Show that $\mathbb{Z}[\theta]$ (where $\theta = (1 + \sqrt{19}i)/2$) is a principal ideal domain.

Question

I'm having difficulties with a homework problem from Algebra by Hungerford.

Let $R$ be the following subring of the complex numbers: $R = \{a + b(1 + \sqrt{19}i)/2 \mid a, b \in \mathbb{Z}\}$. Then $R$ is a principal ideal domain that is not a Euclidean domain.

I've shown that it is not a Euclidean domain, but I can't seem to show that it is a principal ideal domain. There's only a few details that are bothering me.

Here is a proof outline that I've been given:

We will use the function $N(x) = x\bar{x}$, and notation $\theta = (1 + \sqrt{19}i)/2$. Let $I$ be an ideal in $R$, and choose $b \in I \backslash \{0\}$ which minimizes $N$ (i.e. $N(b) \le N(a)$ for all $a \in I \backslash \{0\}$).

1. If $I \backslash Rb$ is non-empty, then there is $a \in I \backslash Rb$ with $\lvert Im(a/b) \rvert \le \sqrt{19}/4$ (of course $Im(x)$ is the imaginary part of $x$).
2. If $\lvert Im(a/b) \rvert < \sqrt{3}/2$ then there is $m \in \mathbb{Z}$ with $N(a/b - m) < 1$.
3. If $\sqrt{3}/2 \le \lvert Im(a/b) \rvert \le \sqrt{19}/4$ then $0 \le \lvert Im(2a/b-\theta) \rvert \le \sqrt{3} - \sqrt{19}/2$ [I think this should be $\sqrt{19}/2 - \sqrt{3}$]. Therefore there is an $m \in \mathbb{Z}$ with $N(2a/b - \theta - m) < 1$.
4. Conclude that $I = Rb$.

The only part I'm having trouble with is part 1. Everything else is clear to me.

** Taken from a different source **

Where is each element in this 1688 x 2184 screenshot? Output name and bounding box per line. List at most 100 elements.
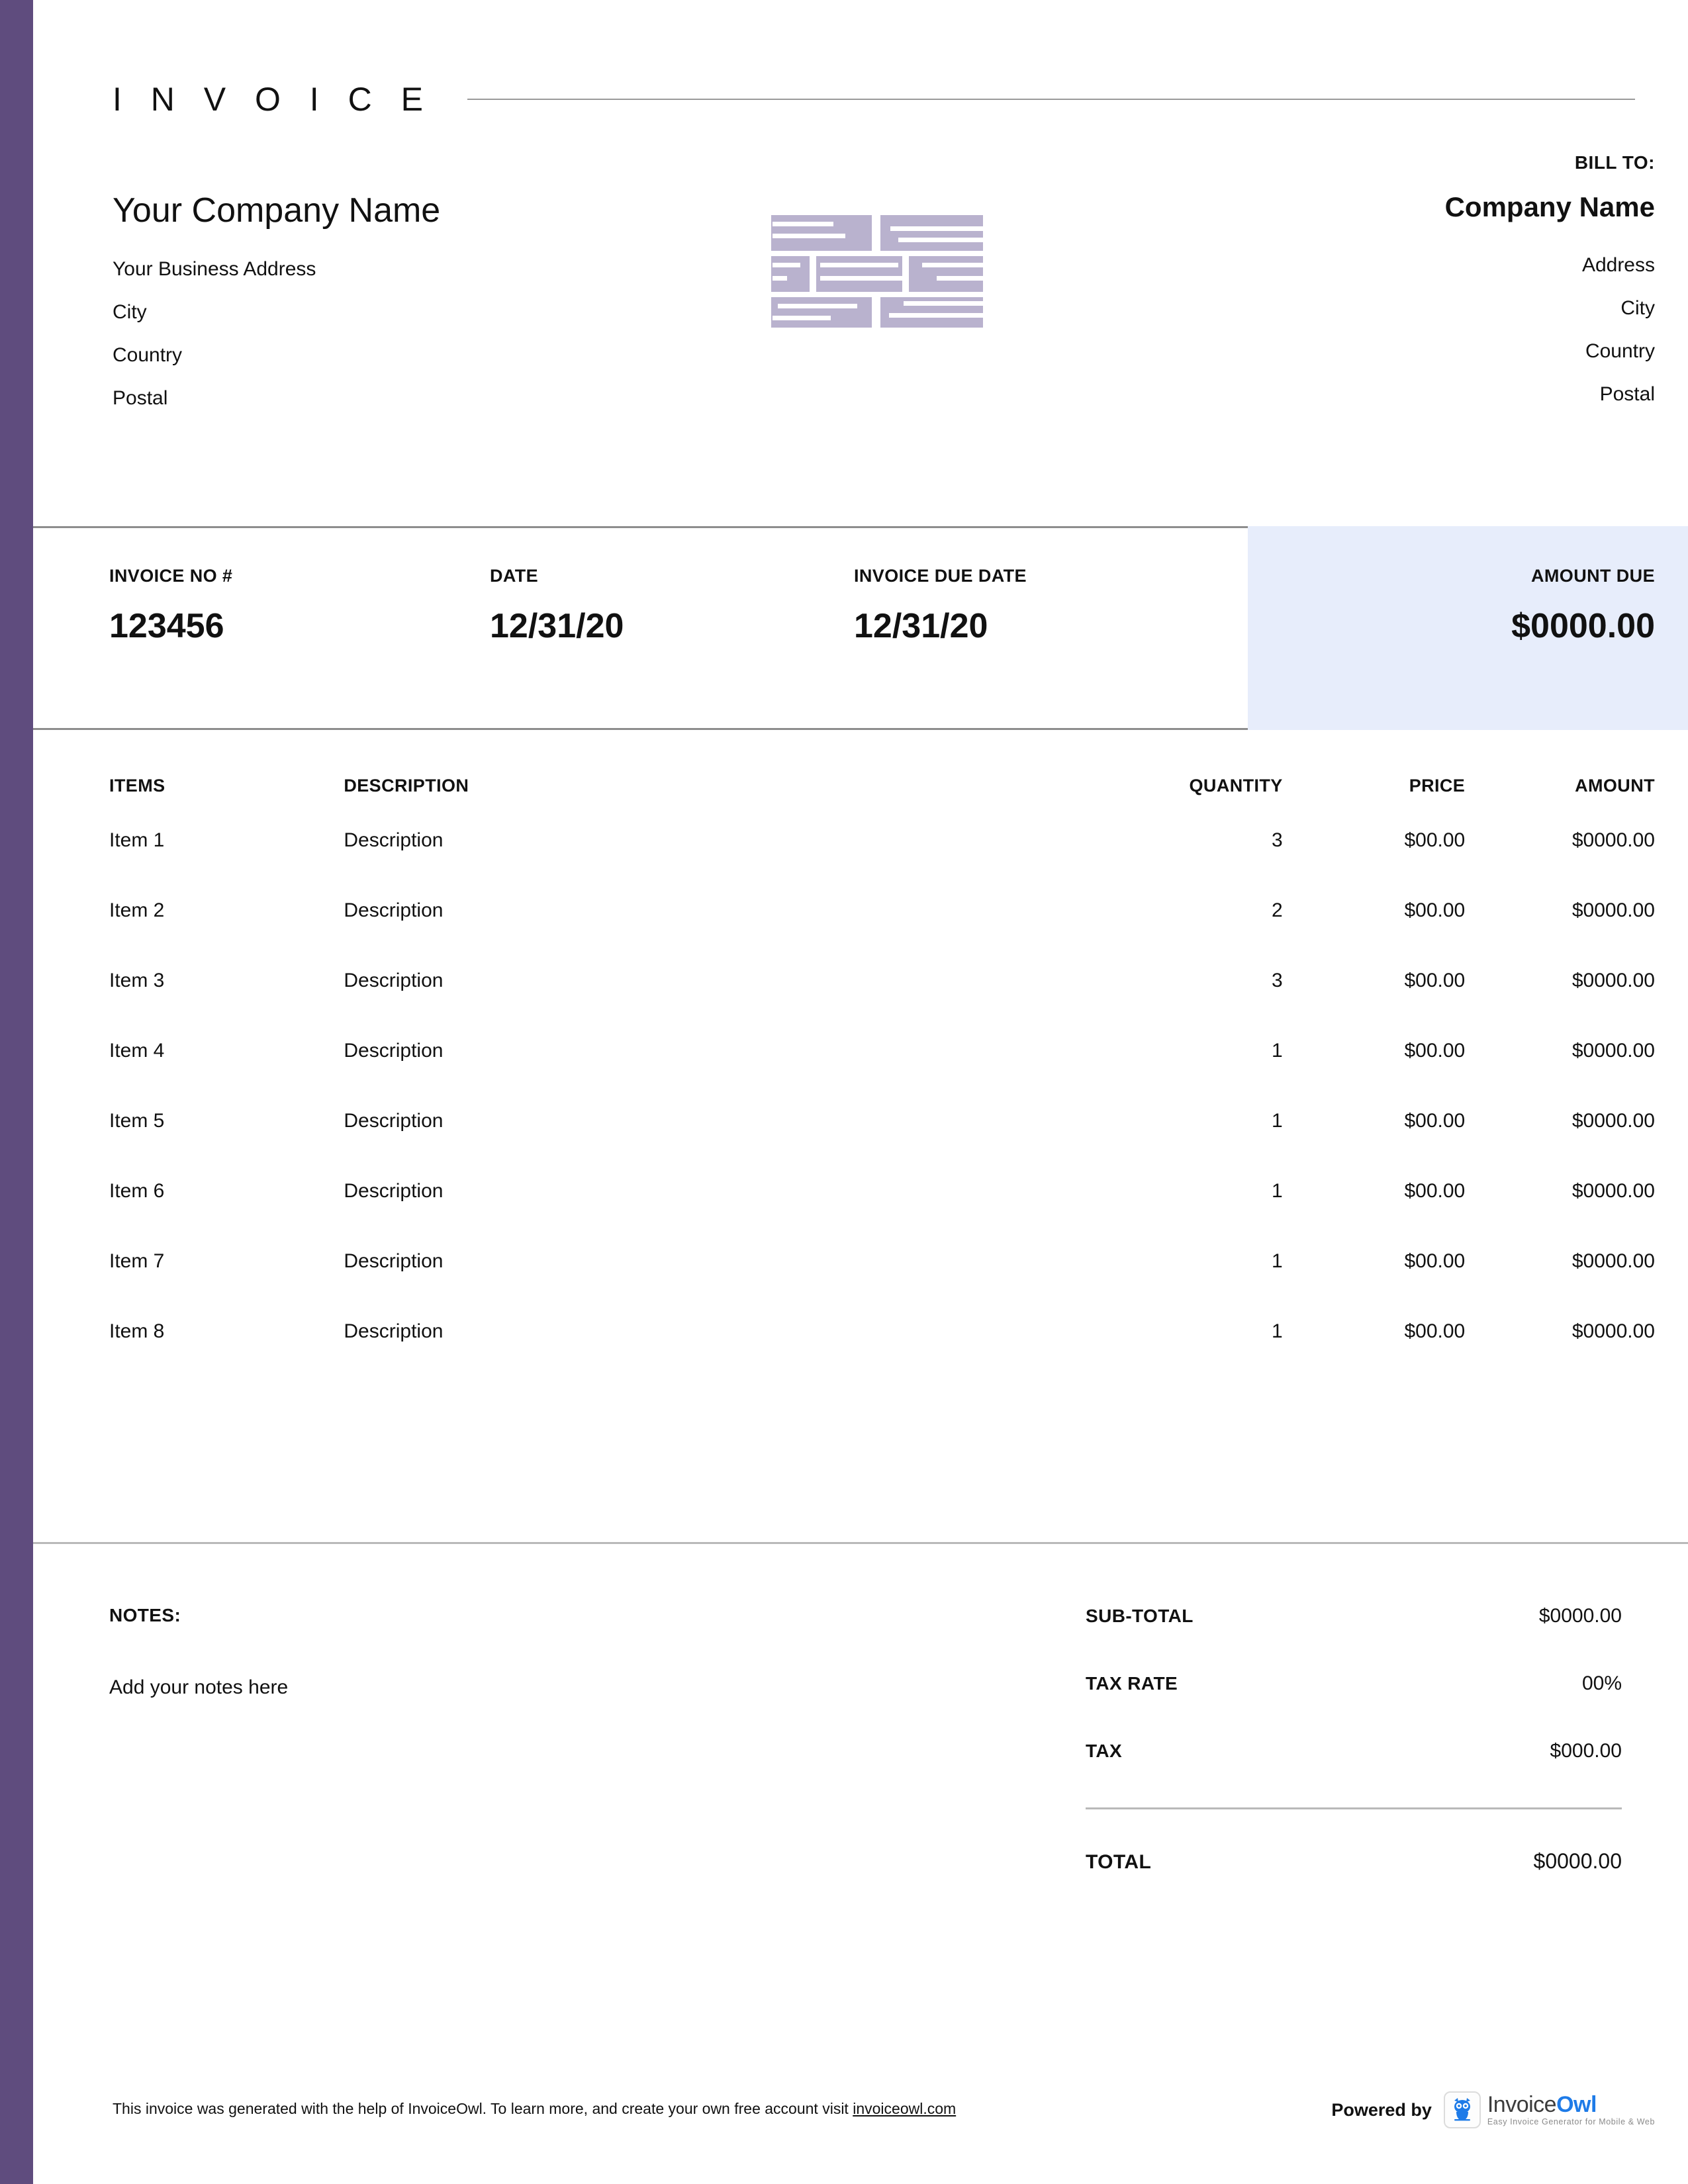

How can I find such an $a$?

Thanks for any help! And thanks to Gerry Myerson for clearing up part 3.

Answer 1

For first sentence of part 3, you have $${\sqrt3\over2}\le\Im(a/b)\le{\sqrt{19}\over4}{\rm\ or\ }-{\sqrt3\over2}\ge\Im(a/b)\ge-{\sqrt{19}\over4}$$ so $$\sqrt3\le\Im(2a/b)\le{\sqrt{19}\over2}{\rm\ or\ }-\sqrt3\ge\Im(2a/b)\ge-{\sqrt{19}\over2}$$ The imaginary part of $\theta$ is $\sqrt{19}/2$, so $$\sqrt3-{\sqrt{19}\over2}\le\Im((2a/b)-\theta)\le0{\rm\ or\ }-\sqrt3+{\sqrt{19}\over2}\ge\Im((2a/b)+\theta)\ge0$$ which is not exactly what you claim, but if you are willing to put up with $\pm\theta$ in place of $\theta$ it is good enough to get what you need.

Answer 2

It turns out, as usual, that part 1 is pretty simple.

Note that if $x \in I \backslash Rb$, then for any $y \in R$, $x - yb \in I \backslash Rb$ because certainly it is in I, and if it is in $Rb$ then $x \in Rb$ is a contradiction.

Now $$\Im((x - yb)/b) = \Im(x/b - y) = \Im(x/b) - \Im(y).$$ Let $y = n\theta$, so that $\Im(y) = n \sqrt{19}/2$, and $\Im((x - yb)/b) = \Im(x/b) - n \sqrt{19}/2$. There is some $n$ such that $\Im(x/b) - n \sqrt{19}/2 > 0$ and $\Im(x/b) - (n + 1) \sqrt{19}/2 < 0$.

Therefore either $\lvert \Im((x - n\theta b)/b) \rvert = \lvert \Im(x/b) - n \sqrt{19}/2 \rvert \le \sqrt{19}/4$ or $\lvert \Im((x - (n + 1)\theta b)/b) \rvert = \lvert \Im(x/b) - (n + 1) \sqrt{19}/2 \rvert \le \sqrt{19}/4$, and so we have some $a \in I \backslash Rb$ (either $a = x - n\theta$ or $a = x - (n + 1)\theta$) with $\lvert \Im(a/b) \rvert \le \sqrt{19}/4$.